Parametric Tests (regression, comparison and correlation) are used where a Normal distribution of variables is assumed (think "bell-shaped curve":

• Regression Models are used to test cause-and-effect relationships.
  • Simple Regression is used to estimate the relationship between two quantitative variables.
    • The Coefficient of Determination (or R2 value) is the test statistic used to evaluate the goodness-of-fit of the model. R² = 1 - unexplained variation / total variation
  • Multiple Linear Regression is used to describe relationships between two or more independent variables and one dependent variable.
  • Logistic Regression is similar to multiple linear regression, except the response/outcome variable is binary ("0" or "1") which is used to represent "Yes" or "No." "Pass" or "Fail," for example.
• Comparison Tests are used to look for differences among group means.
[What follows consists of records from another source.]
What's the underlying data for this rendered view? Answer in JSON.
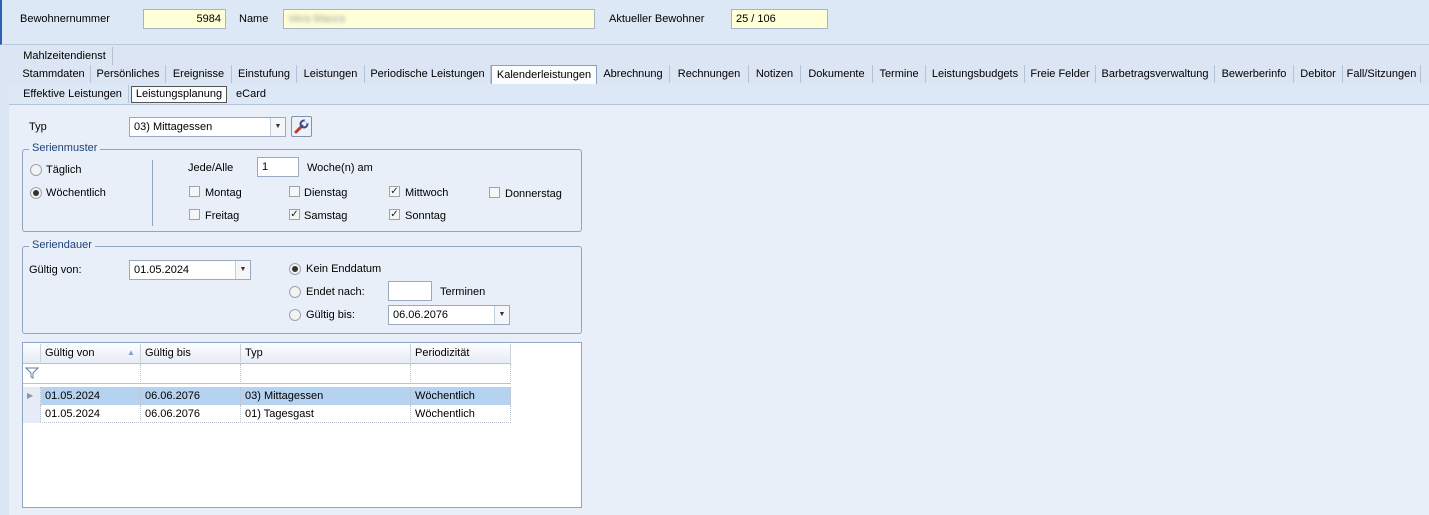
{
  "header": {
    "bewohnernummer_label": "Bewohnernummer",
    "bewohnernummer_value": "5984",
    "name_label": "Name",
    "name_value": "Vera Maura",
    "aktueller_label": "Aktueller Bewohner",
    "aktueller_value": "25 / 106"
  },
  "tabs_row1": [
    "Mahlzeitendienst"
  ],
  "tabs_row2": [
    "Stammdaten",
    "Persönliches",
    "Ereignisse",
    "Einstufung",
    "Leistungen",
    "Periodische Leistungen",
    "Kalenderleistungen",
    "Abrechnung",
    "Rechnungen",
    "Notizen",
    "Dokumente",
    "Termine",
    "Leistungsbudgets",
    "Freie Felder",
    "Barbetragsverwaltung",
    "Bewerberinfo",
    "Debitor",
    "Fall/Sitzungen"
  ],
  "active_tab": "Kalenderleistungen",
  "subtabs": [
    "Effektive Leistungen",
    "Leistungsplanung",
    "eCard"
  ],
  "active_subtab": "Leistungsplanung",
  "typ": {
    "label": "Typ",
    "value": "03) Mittagessen",
    "tool_icon": "wrench-icon"
  },
  "serienmuster": {
    "legend": "Serienmuster",
    "taeglich": "Täglich",
    "woechentlich": "Wöchentlich",
    "jede_alle_label": "Jede/Alle",
    "jede_alle_value": "1",
    "wochen_am": "Woche(n) am",
    "days": [
      {
        "label": "Montag",
        "checked": false
      },
      {
        "label": "Dienstag",
        "checked": false
      },
      {
        "label": "Mittwoch",
        "checked": true
      },
      {
        "label": "Donnerstag",
        "checked": false
      },
      {
        "label": "Freitag",
        "checked": false
      },
      {
        "label": "Samstag",
        "checked": true
      },
      {
        "label": "Sonntag",
        "checked": true
      }
    ]
  },
  "seriendauer": {
    "legend": "Seriendauer",
    "gueltig_von_label": "Gültig von:",
    "gueltig_von_value": "01.05.2024",
    "kein_enddatum": "Kein Enddatum",
    "endet_nach": "Endet nach:",
    "terminen": "Terminen",
    "gueltig_bis_label": "Gültig bis:",
    "gueltig_bis_value": "06.06.2076"
  },
  "grid": {
    "columns": [
      "Gültig von",
      "Gültig bis",
      "Typ",
      "Periodizität"
    ],
    "rows": [
      [
        "01.05.2024",
        "06.06.2076",
        "03) Mittagessen",
        "Wöchentlich"
      ],
      [
        "01.05.2024",
        "06.06.2076",
        "01) Tagesgast",
        "Wöchentlich"
      ]
    ]
  }
}
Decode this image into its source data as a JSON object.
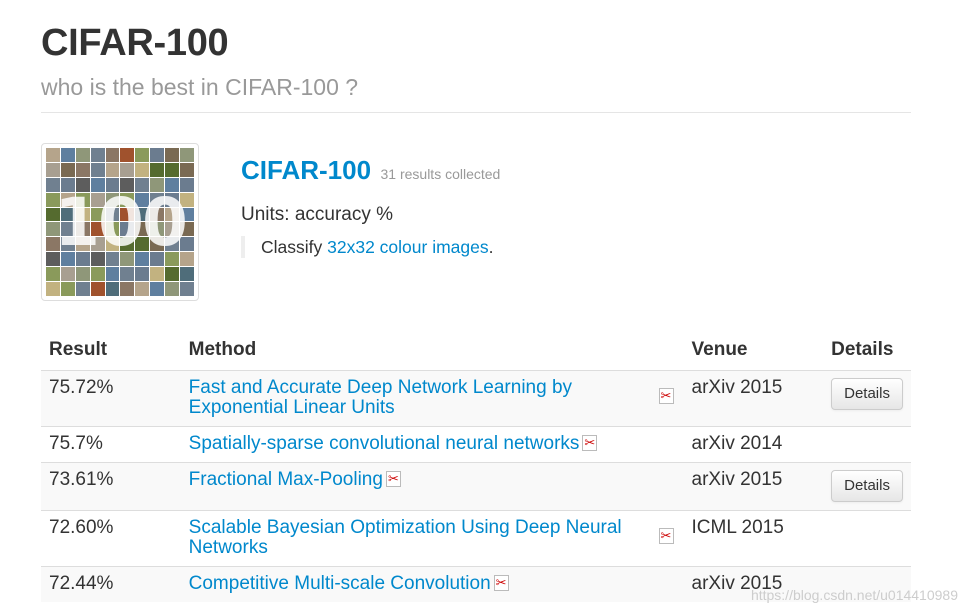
{
  "header": {
    "title": "CIFAR-100",
    "subtitle": "who is the best in CIFAR-100 ?"
  },
  "dataset": {
    "thumbnail_text": "100",
    "name": "CIFAR-100",
    "count": "31 results collected",
    "units": "Units: accuracy %",
    "desc_prefix": "Classify ",
    "desc_link": "32x32 colour images",
    "desc_suffix": "."
  },
  "table": {
    "headers": {
      "result": "Result",
      "method": "Method",
      "venue": "Venue",
      "details": "Details"
    },
    "rows": [
      {
        "result": "75.72%",
        "method": "Fast and Accurate Deep Network Learning by Exponential Linear Units",
        "venue": "arXiv 2015",
        "details": "Details"
      },
      {
        "result": "75.7%",
        "method": "Spatially-sparse convolutional neural networks",
        "venue": "arXiv 2014",
        "details": ""
      },
      {
        "result": "73.61%",
        "method": "Fractional Max-Pooling",
        "venue": "arXiv 2015",
        "details": "Details"
      },
      {
        "result": "72.60%",
        "method": "Scalable Bayesian Optimization Using Deep Neural Networks",
        "venue": "ICML 2015",
        "details": ""
      },
      {
        "result": "72.44%",
        "method": "Competitive Multi-scale Convolution",
        "venue": "arXiv 2015",
        "details": ""
      }
    ]
  },
  "watermark": "https://blog.csdn.net/u014410989",
  "colors": {
    "link": "#0088cc",
    "text": "#333333",
    "muted": "#999999",
    "row_stripe": "#f9f9f9"
  },
  "icons": {
    "pdf": "pdf-icon"
  }
}
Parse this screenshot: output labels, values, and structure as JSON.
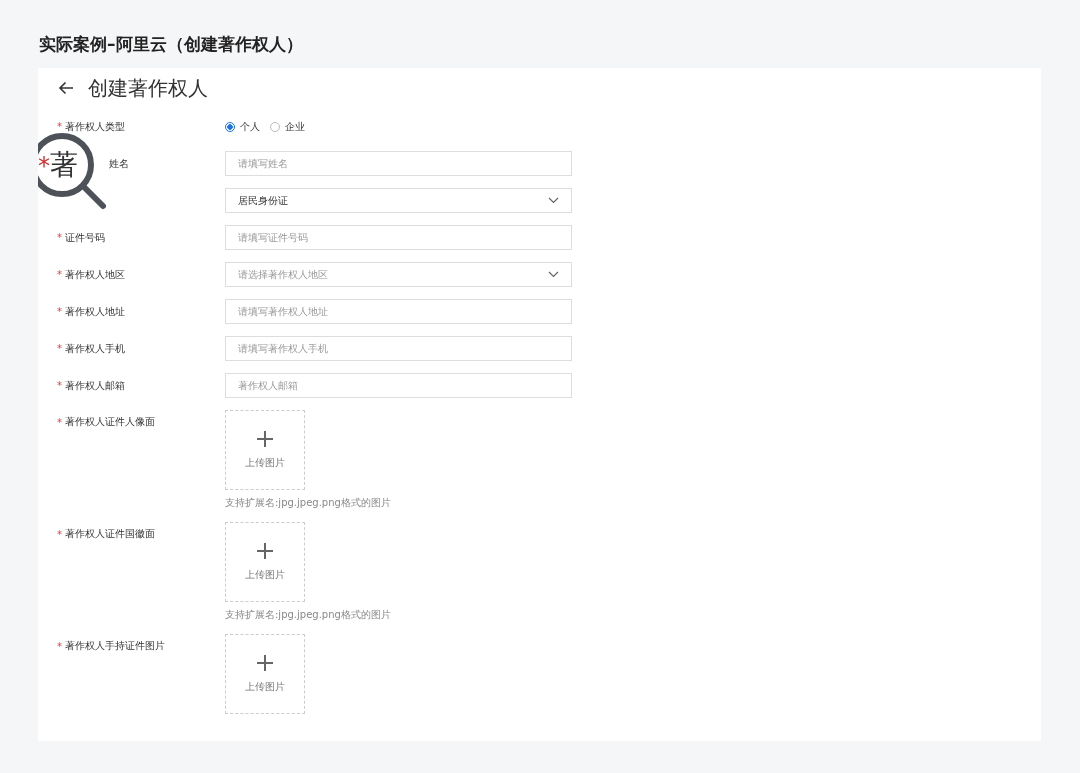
{
  "heading": "实际案例–阿里云（创建著作权人）",
  "page": {
    "title": "创建著作权人"
  },
  "magnifier": {
    "mark": "*",
    "text": "著"
  },
  "fields": [
    {
      "kind": "radio",
      "label": "著作权人类型",
      "required": true,
      "options": [
        {
          "label": "个人",
          "selected": true
        },
        {
          "label": "企业",
          "selected": false
        }
      ]
    },
    {
      "kind": "input",
      "label": "姓名",
      "required": false,
      "covered": true,
      "placeholder": "请填写姓名"
    },
    {
      "kind": "select",
      "required": false,
      "value": "居民身份证"
    },
    {
      "kind": "input",
      "label": "证件号码",
      "required": true,
      "placeholder": "请填写证件号码"
    },
    {
      "kind": "select",
      "label": "著作权人地区",
      "required": true,
      "placeholder": "请选择著作权人地区"
    },
    {
      "kind": "input",
      "label": "著作权人地址",
      "required": true,
      "placeholder": "请填写著作权人地址"
    },
    {
      "kind": "input",
      "label": "著作权人手机",
      "required": true,
      "placeholder": "请填写著作权人手机"
    },
    {
      "kind": "input",
      "label": "著作权人邮箱",
      "required": true,
      "placeholder": "著作权人邮箱"
    },
    {
      "kind": "upload",
      "label": "著作权人证件人像面",
      "required": true,
      "button": "上传图片",
      "hint": "支持扩展名:jpg.jpeg.png格式的图片"
    },
    {
      "kind": "upload",
      "label": "著作权人证件国徽面",
      "required": true,
      "button": "上传图片",
      "hint": "支持扩展名:jpg.jpeg.png格式的图片"
    },
    {
      "kind": "upload",
      "label": "著作权人手持证件图片",
      "required": true,
      "button": "上传图片"
    }
  ]
}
Expected outputs will be the t-value, degrees of freedom, p-value
  • T-tests are used to compare the means of two groups. To chose which t-test to use, ask whether the groups being compared derive from a single population or two different ones, and whether you want to test the difference in a specific direction. The t-value (or t-statistic) is the test statistic used to determine whether the null hypothesis is supported or rejected.
  • ANOVA & MANOVA: Analysis of variance (ANOVA) is the statistical procedure of comparing the means of a variable across several groups (more than two groups). ANOVA uses F-tests to assess the equality of the means. The F-value (of F-statistic) is the ratio of two variances (between group variation to within group variation). Used as the test statistic, the larger the value, the more likely it is that the variation associated with the independent variable is real and not due to chance. Multivariate analysis of variance (MANOVA) is used to compare means of several variables simultaneously across several groups (more than two groups). 
• Correlation Tests check whether two variables are related without assuming cause-and-effect relationships.
  • Pearson' r is used to express the correlation between two variables X and Y.
  • Looking for an association between two categorical variables? A Chi-squared test (or X²) "calculates the frequencies that would be expected if there were no association (i.e. null hypothesis is true)" (Oxford handbook of medical statistics).

Non-parametric Tests do not make as many assumptions about the data. Useful when one or more of the common statistical assumptions are violated (i.e. Normal distribution and a linear relationship do not hold), but the inferences that are made aren't as strong as with parametric tests:

• Rank Correlation Tests: Assumptions for these tests (Spearman or Kendall) are that variables can be ranked and the relationship between the variables either increases or decreases. Use in place of regression and correlation tests.
• "Kruskal-Wallis Test is a nonparametric approach to the one-way ANOVA. The procedure is used to compare three or more groups on a dependent variable that is measured on at least an ordinal level" (Comprehensive Clinical Psychology).
• Wilcoxon Rank-Sum Test is the nonparametric version of the independent t-test, commonly used for the comparison of two groups of nonparametric data.
• Use the Wilcoxon Signed Rank Test (or Wilcoxon Matched Pairs Test) for a repeated measure design where the same sujects are evaluated under two different conditions.